In this context the matter of whether the process starts from zero and builds or starts at today and cuts, methinks, is a distinction without a difference.
Apr '11
Re: Taking the Federal Government Back to 1890
genferei:
The SEC's mission is:
Is the SEC doing a billion dollars' worth of good? · 4 hours ago
Over all neither of these two seem that expensive 1 billion together...they account together for less than 1/1000 of the total budget. Without the SEC who would monitor and audit financial institutions to prevent fraud of the Enron and Madoff kind...without over site people can game the system easily by with holding information or just straight up lying to investors. The SEC makes that kind of manipulation harder to do. Its presence gives me confidence that the mutual fund I am giving my money to is on the level. Totally worth 1 billion dollars.
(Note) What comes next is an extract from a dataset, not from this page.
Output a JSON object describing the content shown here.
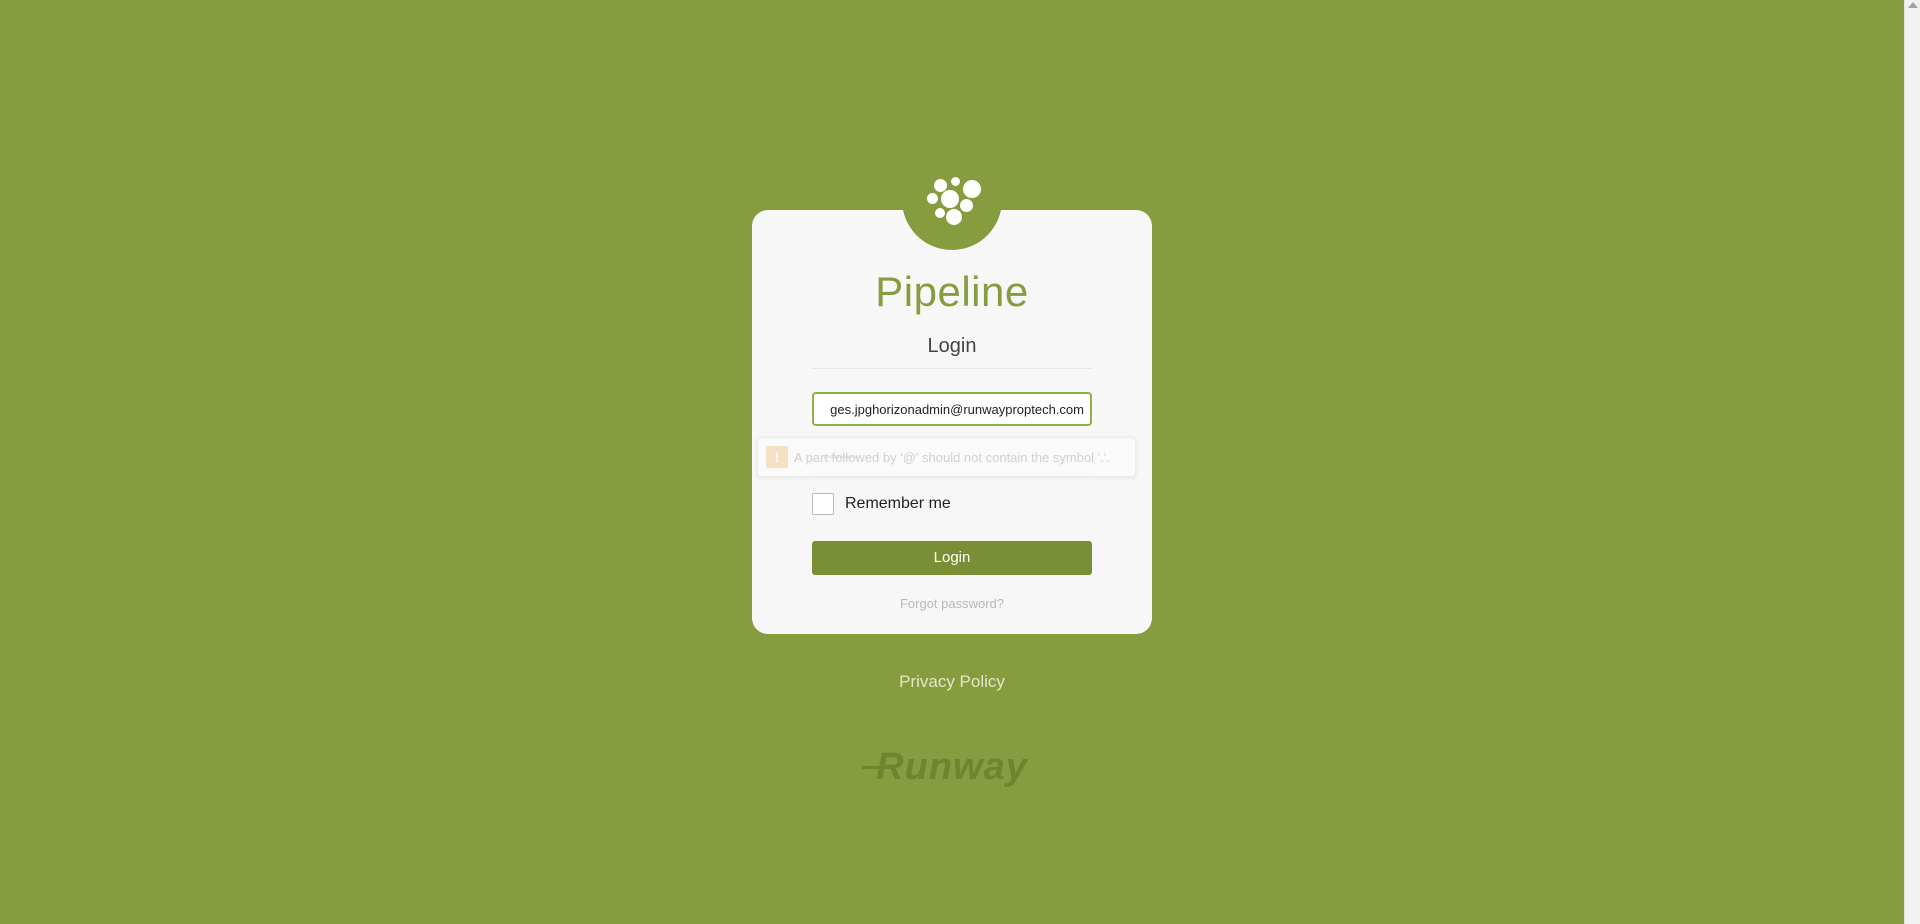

Without the SEC I could never hope to audit a financial institution, myself and even if I tried what would compel them to give me all the information. The SEC can just shutdown their business if they refuse to comply with an audit. All I could do is not give them my money, but so what, I'm not that rich and there are plenty of suckers out there.
Nov '11
Re: Taking the Federal Government Back to 1890
Valiuth
Without the SEC who would monitor and audit financial institutions to prevent fraud of the Enron and Madoff kind...without over site people can game the system easily by with holding information or just straight up lying to investors. The SEC makes that kind of manipulation harder to do. Its presence gives me confidence that the mutual fund I am giving my money to is on the level. Totally worth 1 billion dollars.
Your error is in assuming that
1. A government agency can perform these functions well.
2. If they disappeared nothing would replace them.
Nature abhors a vacuum. In its absence, any vital functions of the SEC would be performed by free market entities.